The company’s new “Tasty Rewards” CRM platform is one fruit of the combined insights, analytics and digital teams’ labour. Unique to Canada, the digital hub brings all of PepsiCo’s food and snack products under a single umbrella, offering recipes, coupons and contest information to consumers in its database. Just seven weeks after its launch in September, there were already 60,000 consumers who had organically opted in, says Kalvenes, adding that they will look at media placement further down the line.
The rewards portal is also where Tostitos is seeing the recipe engagement being picked up in the U.S., with the brand offering ideas like Tortilla Soup and Breakfast Burritos alongside recipes for other snack brands like Doritos, Lays and Miss Vickie’s.
In addition to Tasty Rewards, Kalvenes has started to segment the brand portfolio by creating separate websites for each.

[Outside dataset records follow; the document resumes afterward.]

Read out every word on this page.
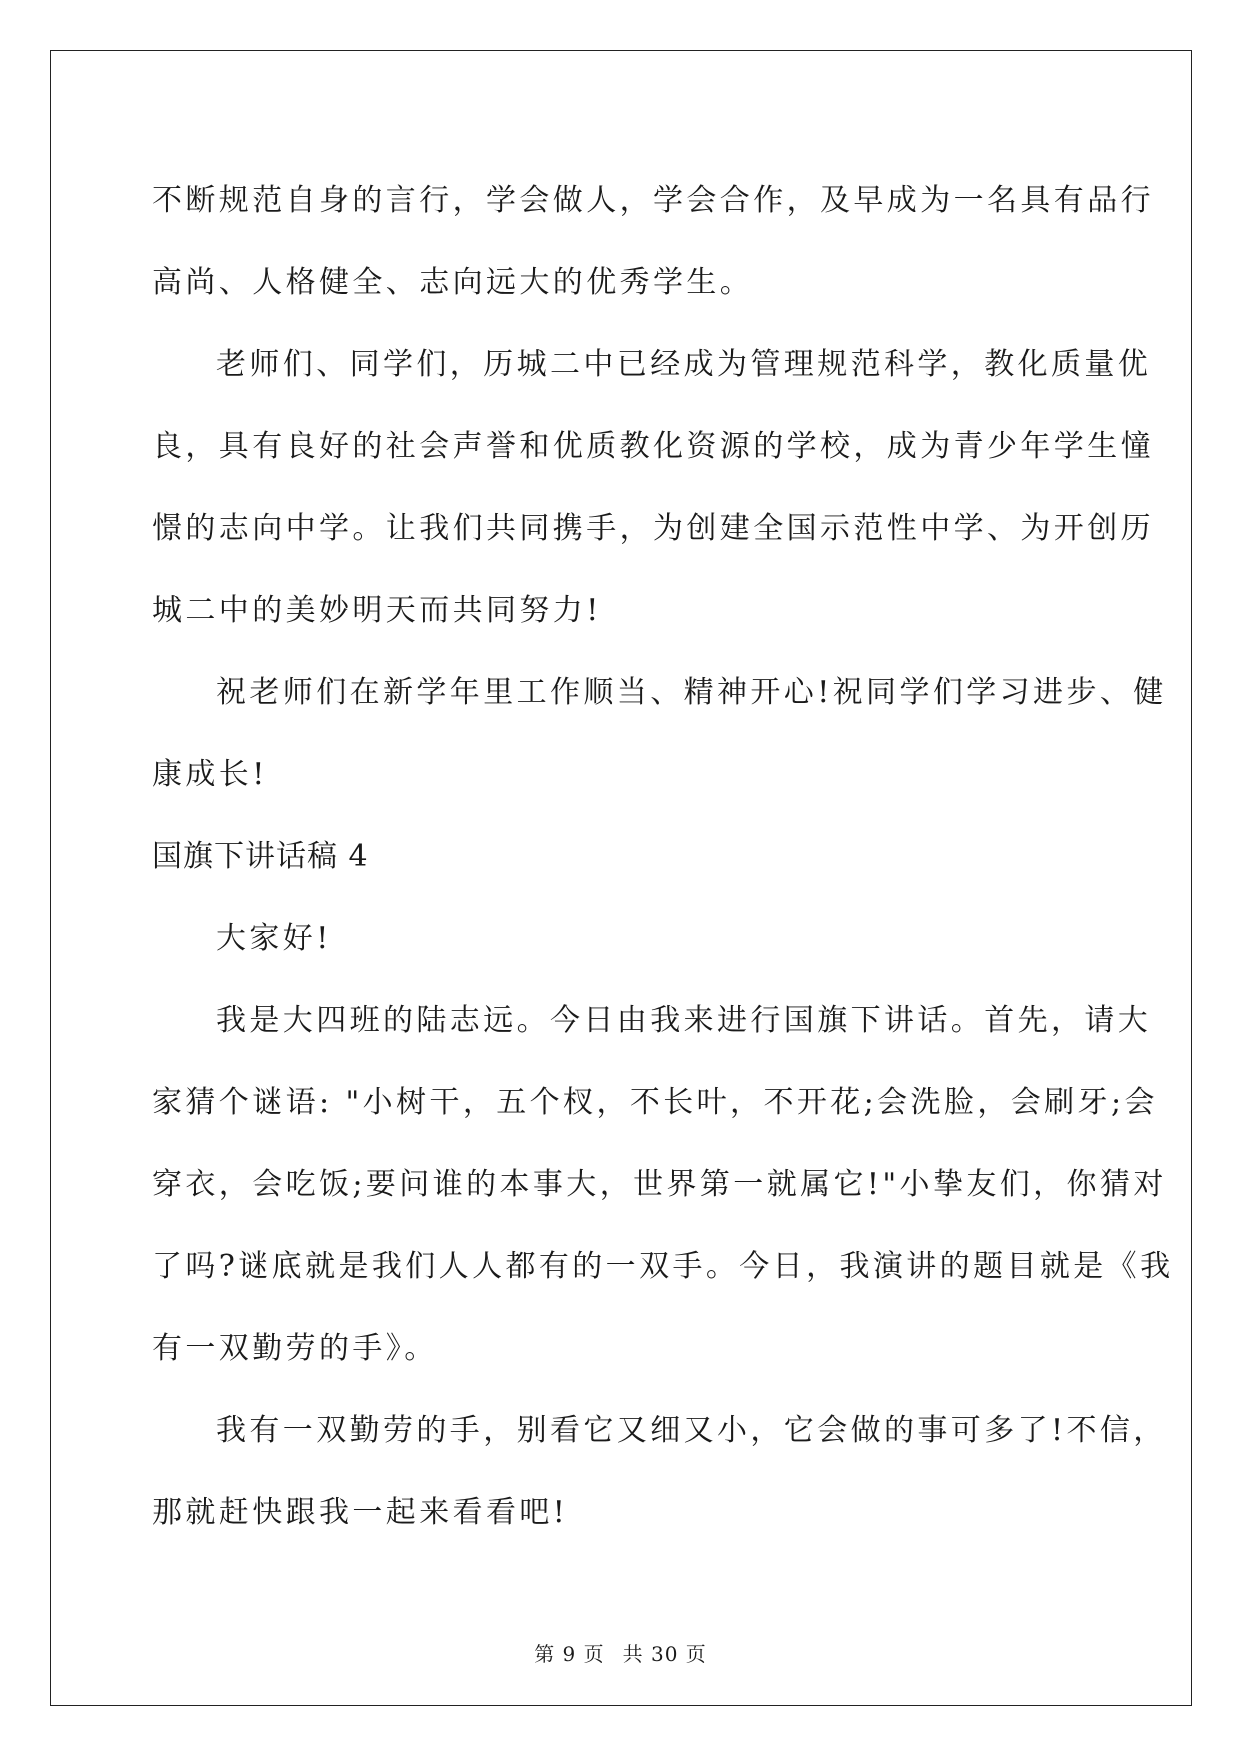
不断规范自身的言行，学会做人，学会合作，及早成为一名具有品行
高尚、人格健全、志向远大的优秀学生。
老师们、同学们，历城二中已经成为管理规范科学，教化质量优
良，具有良好的社会声誉和优质教化资源的学校，成为青少年学生憧
憬的志向中学。让我们共同携手，为创建全国示范性中学、为开创历
城二中的美妙明天而共同努力!
祝老师们在新学年里工作顺当、精神开心!祝同学们学习进步、健
康成长!
国旗下讲话稿 4
大家好!
我是大四班的陆志远。今日由我来进行国旗下讲话。首先，请大
家猜个谜语: "小树干，五个杈，不长叶，不开花;会洗脸，会刷牙;会
穿衣，会吃饭;要问谁的本事大，世界第一就属它!"小挚友们，你猜对
了吗?谜底就是我们人人都有的一双手。今日，我演讲的题目就是《我
有一双勤劳的手》。
我有一双勤劳的手，别看它又细又小，它会做的事可多了!不信，
那就赶快跟我一起来看看吧!
第 9 页 共 30 页
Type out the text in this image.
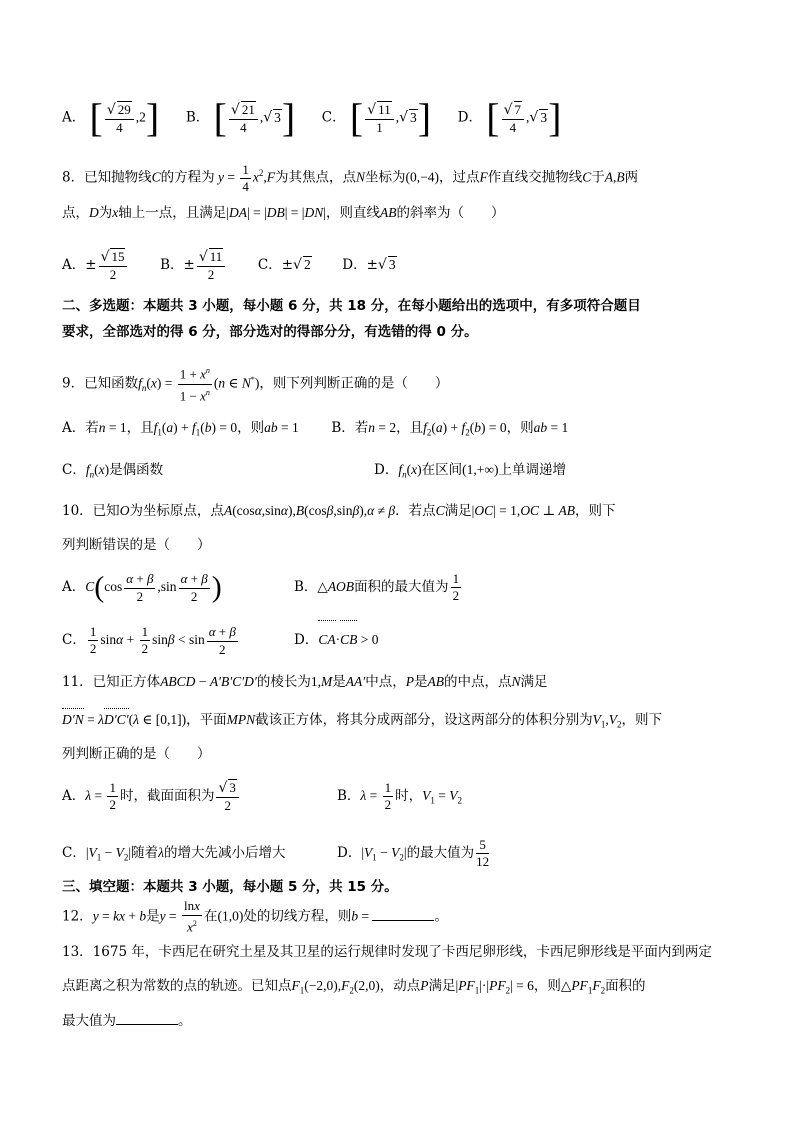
A． [ $\frac{√ 29}{4} ,2$] B． [ $\frac{√ 21}{4}$ ,√ 3] C． [ $\frac{√ 11}{1}$ ,√ 3] D． [ $\frac{√ 7}{4}$ ,√ 3]
8．已知抛物线C的方程为 $y = \frac{1}{4} x^2,F$为其焦点，点N坐标为(0,−4)，过点F作直线交抛物线C于A,B两
点，D为x轴上一点，且满足|DA| = |DB| = |DN|，则直线AB的斜率为（　　）
A．± $\frac{√ 15}{2}$ B．± $\frac{√ 11}{2}$ C．±√ 2 D．±√ 3
二、多选题：本题共 3 小题，每小题 6 分，共 18 分，在每小题给出的选项中，有多项符合题目
要求，全部选对的得 6 分，部分选对的得部分分，有选错的得 0 分。
9．已知函数$f_n(x) = \frac{1 + x^n}{1 - x^n} (n$ ∈ N*)，则下列判断正确的是（　　）
A．若n = 1，且$f_1(a) + f_1(b) = 0$，则ab = 1 B．若n = 2，且$f_2(a) + f_2(b) = 0$，则ab = 1
C．$f_n(x)$是偶函数	D．$f_n(x)$在区间(1,+∞)上单调递增
10．已知O为坐标原点，点A(cosα,sinα),B(cosβ,sinβ),α ≠ β．若点C满足|OC| = 1,OC ⊥ AB，则下
列判断错误的是（　　）
A．$C(\cos \frac{\alpha + \beta}{2} ,\sin \frac{\alpha + \beta}{2}$ )	B．△AOB面积的最大值为 $\frac{1}{2}$
C． $\frac{1}{2}$ $\sin\alpha + \frac{1}{2}$ $\sin\beta < \sin \frac{\alpha + \beta}{2}$	D．CA·CB > 0
11．已知正方体ABCD − A′B′C′D′的棱长为1,M是AA′中点，P是AB的中点，点N满足
D′N = λD′C′(λ ∈ [0,1])，平面MPN截该正方体，将其分成两部分，设这两部分的体积分别为$V_1,V_2$，则下
列判断正确的是（　　）
A．$\lambda = \frac{1}{2}$ 时，截面面积为 $\frac{√ 3}{2}$	B．$\lambda = \frac{1}{2}$ 时，$V_1 = V_2$
C．$|V_1 - V_2|$随着λ的增大先减小后增大	D．$|V_1 - V_2|$的最大值为 $\frac{5}{12}$
三、填空题：本题共 3 小题，每小题 5 分，共 15 分。
12．y = kx + b是$y = \frac{\ln x}{x^2}$ 在(1,0)处的切线方程，则b =	。
13．1675 年，卡西尼在研究土星及其卫星的运行规律时发现了卡西尼卵形线，卡西尼卵形线是平面内到两定
点距离之积为常数的点的轨迹。已知点$F_1(-2,0),F_2(2,0)$，动点P满足$|PF_1|\cdot|PF_2| = 6$，则$\triangle PF_1F_2$面积的
最大值为	。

In 2016 alone, the team built 11 new mobile-enabled sites for brands that used to only sit under the main PepsiCo Canada page, since “consumers want to engage with a brand, not with a corporation,” she says.
Motivating her 50-person team at PepsiCo to think differently about media is no easy task.
“I would say prior to coming here, we had lost our celebratory mojo,” Kalvenes says. She’s succeeding by helping to create a culture where venturesome ideas are not only welcomed but lionized.
Today, the department enters more awards shows, with wins inspiring other team members. She created a wall of fame and introduced a rotating “Challenger Award” that is given to someone who “overcomes adversity by living our [consumer-driven] manifesto.” Departmental meetings are now less about “updates” and more about “inspiring” members by listing lessons learned, from how to drive consumer engagement on a small budget to the effectiveness of sampling.
Kalvenes describes her leadership style as “bottom up,” focusing on removing barriers and enabling her team to own and morph its culture.
“You see people pushing the envelope on their thinking when they previously might have not even tried to put their ideas forward,” she says. “It’s not just a mindset change, it’s a behavioural change.”